The Times Literary Supplement (TLS) recently printed In and Out, external, which was found in one of Larkin's workbooks in Hull's History Centre.
However, it has since been identified as being by Hull poet Frank Redpath.
The TLS said it regretted the error and that the poem had been authenticated by the Larkin estate and other experts.
"We now know this poem was, in fact, written by Frank Redpath, a much less well-known Hull poet who admired and was heavily influenced by Larkin, and we regret the error," a spokeswoman for the magazine said.
Redpath contributed to a 1982 anthology of Hull poets titled A Rumoured City, to which Larkin contributed a foreword.
Larkin's publisher Jean Hartley later recollected how Larkin told Redpath that, of those included: "Yours are the only poems in the book I would have been glad to have written."
'Perfectly Larkinesque'
In and Out made its way into Larkin's workbook in the form of two loose pages of typescript.
Earlier this month, the TLS said it had a "typeface and spacing that match many other examples of Larkin's finished poems".
The original article said: "Larkin clearly did not consider the poem worthy of publication; but nor did he destroy it entirely."

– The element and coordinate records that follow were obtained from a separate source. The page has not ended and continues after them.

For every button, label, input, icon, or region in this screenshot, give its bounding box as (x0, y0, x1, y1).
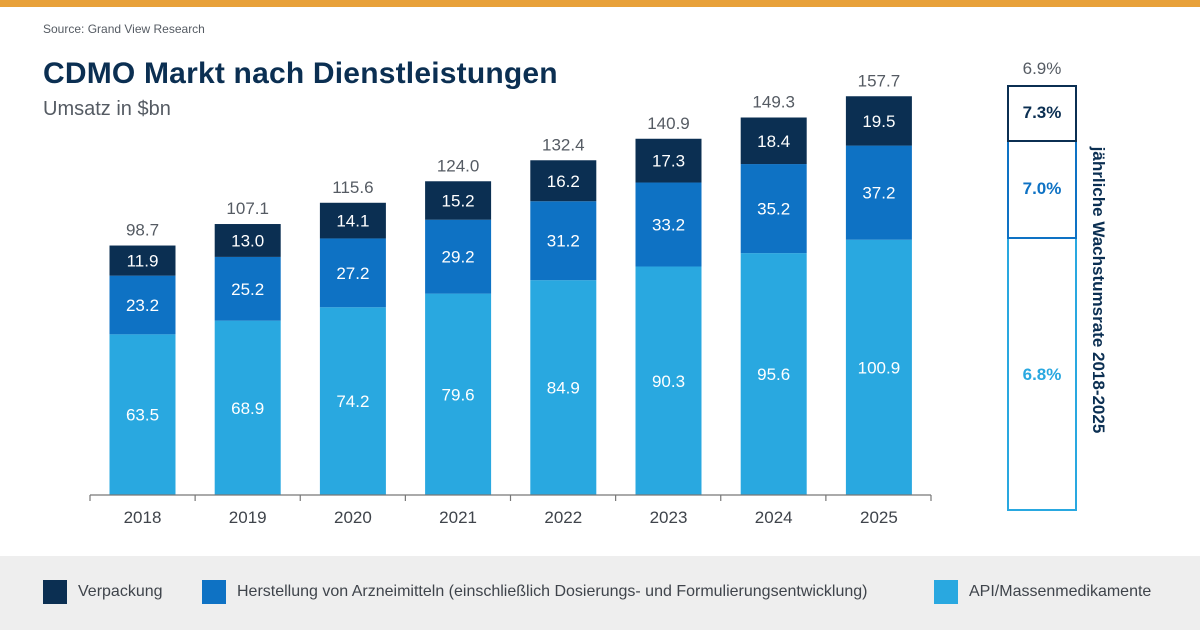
bar-segment (635, 266, 702, 495)
bar-value-label: 27.2 (336, 264, 369, 283)
bar-segment (845, 96, 912, 146)
bar-value-label: 14.1 (336, 212, 369, 231)
chart-subtitle: Umsatz in $bn (43, 98, 171, 120)
cagr-box-api (1007, 85, 1077, 511)
bar-value-label: 68.9 (231, 399, 264, 418)
bar-value-label: 100.9 (858, 358, 901, 377)
x-tick-label: 2023 (650, 508, 688, 527)
bar-segment (425, 293, 492, 495)
bar-segment (635, 138, 702, 183)
bar-segment (109, 334, 176, 495)
bar-value-label: 84.9 (547, 379, 580, 398)
bar-segment (845, 145, 912, 240)
bar-segment (109, 245, 176, 276)
x-tick-label: 2022 (544, 508, 582, 527)
bar-value-label: 90.3 (652, 372, 685, 391)
bar-segment (740, 253, 807, 495)
bar-total-label: 107.1 (226, 199, 269, 218)
bar-value-label: 33.2 (652, 216, 685, 235)
legend-swatch-manufacturing (202, 580, 226, 604)
chart-title: CDMO Markt nach Dienstleistungen (43, 57, 558, 90)
legend: Verpackung Herstellung von Arzneimitteln… (0, 556, 1200, 630)
source-note: Source: Grand View Research (43, 22, 205, 36)
cagr-title: jährliche Wachstumsrate 2018-2025 (1089, 146, 1108, 434)
bar-total-label: 157.7 (858, 71, 901, 90)
bar-segment (740, 117, 807, 165)
bar-segment (845, 239, 912, 495)
bar-segment (319, 202, 386, 239)
bar-total-label: 140.9 (647, 114, 690, 133)
bar-value-label: 16.2 (547, 172, 580, 191)
bar-segment (214, 256, 281, 321)
x-tick-label: 2020 (334, 508, 372, 527)
legend-label-packaging: Verpackung (78, 583, 163, 600)
bar-value-label: 23.2 (126, 296, 159, 315)
bar-value-label: 37.2 (862, 184, 895, 203)
x-tick-label: 2019 (229, 508, 267, 527)
legend-label-manufacturing: Herstellung von Arzneimitteln (einschlie… (237, 583, 868, 600)
bar-segment (530, 280, 597, 495)
bar-value-label: 95.6 (757, 365, 790, 384)
bar-value-label: 19.5 (862, 112, 895, 131)
bar-segment (109, 275, 176, 335)
bar-value-label: 18.4 (757, 132, 790, 151)
legend-label-api: API/Massenmedikamente (969, 583, 1152, 600)
bar-segment (635, 182, 702, 267)
bar-segment (740, 164, 807, 254)
legend-item-packaging: Verpackung (43, 580, 163, 604)
bar-segment (425, 219, 492, 294)
bar-segment (319, 238, 386, 308)
legend-swatch-packaging (43, 580, 67, 604)
cagr-box-packaging (1007, 85, 1077, 142)
bar-segment (214, 224, 281, 257)
bar-value-label: 74.2 (336, 392, 369, 411)
bar-value-label: 17.3 (652, 152, 685, 171)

It did note that "the strangest thing about the poem is the absence of any of the usual meticulous drafts".
But it continued: "The text, however, speaks unambiguously for itself. There are striking similarities to work before and after the probable period of its composition: it not only shows where Larkin had come from, but where he was going next."
It added that the speaker was "a recognizably Larkinesque one", although it concluded that his "lingering immaturity does show through in places".
In a follow-up blog, external on Tuesday, the TLS wrote: "Contrary to what we and the Larkin scholars who inspected it believed, In and Out isn't by Larkin, after all. Yet it seemed so perfectly (too perfectly?) Larkinesque."